Date un’occhiata ai vari megafoni in inglese del governo di Pechino, dal Global Times al China Daily, dall’agenzia Xinhua all’altra agenzia China News Service, da China Global Television Network a China Radio International. In queste ore sono tutti concentrati sul cosiddetto modello Wuhan, di cui abbiamo già scritto diffusamente sottolineando alcune lacune nella narrativa del regime. Ma ampio spazio viene dato a uno stato in particolare, l’Italia, dopo l’annuncio dell’arrivo nel nostro Paese di medici e strumentazioni provenienti dalla Cina. E colpisce che le parole più utilizzate dai media del regime siano “solidarietà e amicizia”, le stesse utilizzate dal Movimento 5 stelle ieri dopo la telefonata tra i ministri degli Esteri Luigi Di Maio e Wang Yi. “L’amicizia e la solidarietà reciproca pagano” è il mantra pentastellato ripetuto tenendo ben coperto il fatto che non si tratti di un regalo di Pechino. Anzi, ci sono costi economici per l’acquisto dei respiratori ma c’è soprattutto un prezzo politico che l’Italia ha pagato alla Cina, offrendosi in sacrificio ai tentativi di Pechino di riabilitarsi sulla scena internazionale.
Tuttavia, basta scorrere la timeline su Twitter di Lijian Zhao, portavoce del ministro degli Esteri di Pechino, per scoprire che questa sensazione, che l’Italia abbia un posto speciale del cuore del compagno Xi Jinping, è un’illusione. Oltre a rilanciare le notizie dei megafoni sulla telefonata tra i ministri degli Esteri italiano e cinese, l’alto funzionario ripropone buona parte delle notizie che dimostrano l’attività diplomatica di Pechino sul coronavirus.
Si scopre quindi che offerte simili a quella fatta al governo di Roma, la Cina le ha avanzate al Nepal, alla Corea del Sud, all’Iraq e perfino al Regno Unito. Ricevendo dal ministro degli Esteri britannico Dominic Raab un secco no grazie. Di contro, gli Stati Uniti sono il bersaglio preferito della diplomazia statunitense. Il portavoce Lijian Zhao ieri rilanciava un editoriale del Global Times contro il segretario di Stato americano Mike Pompeo dal titolo “In new low, Pompeo passes buck to Beijing” che potremmo tradurre in “Alla frutta, Pompeo scarica le responsabilità sulla Cina”.

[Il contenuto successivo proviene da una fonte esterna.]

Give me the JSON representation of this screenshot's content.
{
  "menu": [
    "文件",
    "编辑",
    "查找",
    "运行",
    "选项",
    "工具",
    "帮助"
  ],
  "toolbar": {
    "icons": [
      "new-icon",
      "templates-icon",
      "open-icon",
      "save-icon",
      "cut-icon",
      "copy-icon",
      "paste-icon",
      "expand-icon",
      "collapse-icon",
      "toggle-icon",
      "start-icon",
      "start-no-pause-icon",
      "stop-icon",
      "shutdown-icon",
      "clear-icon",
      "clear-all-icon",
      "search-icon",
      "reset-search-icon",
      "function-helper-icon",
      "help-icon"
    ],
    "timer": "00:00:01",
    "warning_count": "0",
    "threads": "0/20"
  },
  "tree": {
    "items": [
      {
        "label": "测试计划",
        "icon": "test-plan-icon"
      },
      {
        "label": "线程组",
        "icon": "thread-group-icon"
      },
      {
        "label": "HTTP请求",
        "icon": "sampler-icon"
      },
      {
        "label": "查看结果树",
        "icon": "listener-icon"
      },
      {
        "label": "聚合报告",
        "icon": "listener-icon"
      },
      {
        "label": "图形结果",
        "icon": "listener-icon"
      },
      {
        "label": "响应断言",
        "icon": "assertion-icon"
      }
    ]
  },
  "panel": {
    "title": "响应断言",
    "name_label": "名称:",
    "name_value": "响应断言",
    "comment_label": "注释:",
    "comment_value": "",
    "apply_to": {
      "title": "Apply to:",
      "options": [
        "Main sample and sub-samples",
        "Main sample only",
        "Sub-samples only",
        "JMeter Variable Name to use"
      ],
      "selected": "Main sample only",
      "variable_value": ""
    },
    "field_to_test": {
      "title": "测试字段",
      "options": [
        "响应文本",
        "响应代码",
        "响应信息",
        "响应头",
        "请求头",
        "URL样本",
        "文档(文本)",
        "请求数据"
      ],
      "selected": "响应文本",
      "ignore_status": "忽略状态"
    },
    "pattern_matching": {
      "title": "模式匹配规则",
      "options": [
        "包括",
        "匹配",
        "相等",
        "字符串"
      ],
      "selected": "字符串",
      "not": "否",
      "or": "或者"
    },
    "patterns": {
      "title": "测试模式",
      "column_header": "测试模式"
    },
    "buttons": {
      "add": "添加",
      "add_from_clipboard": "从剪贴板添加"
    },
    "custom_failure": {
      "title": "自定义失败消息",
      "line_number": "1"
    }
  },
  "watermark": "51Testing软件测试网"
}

Difficile non addossare colpe a Pechino per la gestione del coronavirus. Basta infatti dare un’occhiata al sito Wuhanmemo.com per capire come i ritardi e i silenzi del regime rappresentino le ragioni della pandemia.
Ma lasciamo da parte la questione già più diffusamente affrontata sulle nostre colonne. Invece, concentriamoci sull’attenzione data all’Italia dai media cinesi. Colpisce che il governo italiano, già convertitosi sulla Via della seta, parli di “amicizia e solidarietà reciproca” quando invece appare abbastanza chiaro che Roma sia soltanto una parte di un progetto di propaganda per riabilitare Pechino agli occhi del mondo. E colpisce ancor di più alla luce del recente affondo della Casa Bianca. Il consigliere per la Sicurezza nazionale degli Stati Uniti, Robert O’Brien, ha accusato la Cina di non aver gestito nel modo giusto l’epidemia di coronavirus, “mettendo a tacere i medici coinvolti o mettendoli in isolamento”. Una risposta che “probabilmente è costata alla comunità internazionale due mesi preziosi” per contenere la diffusione del virus.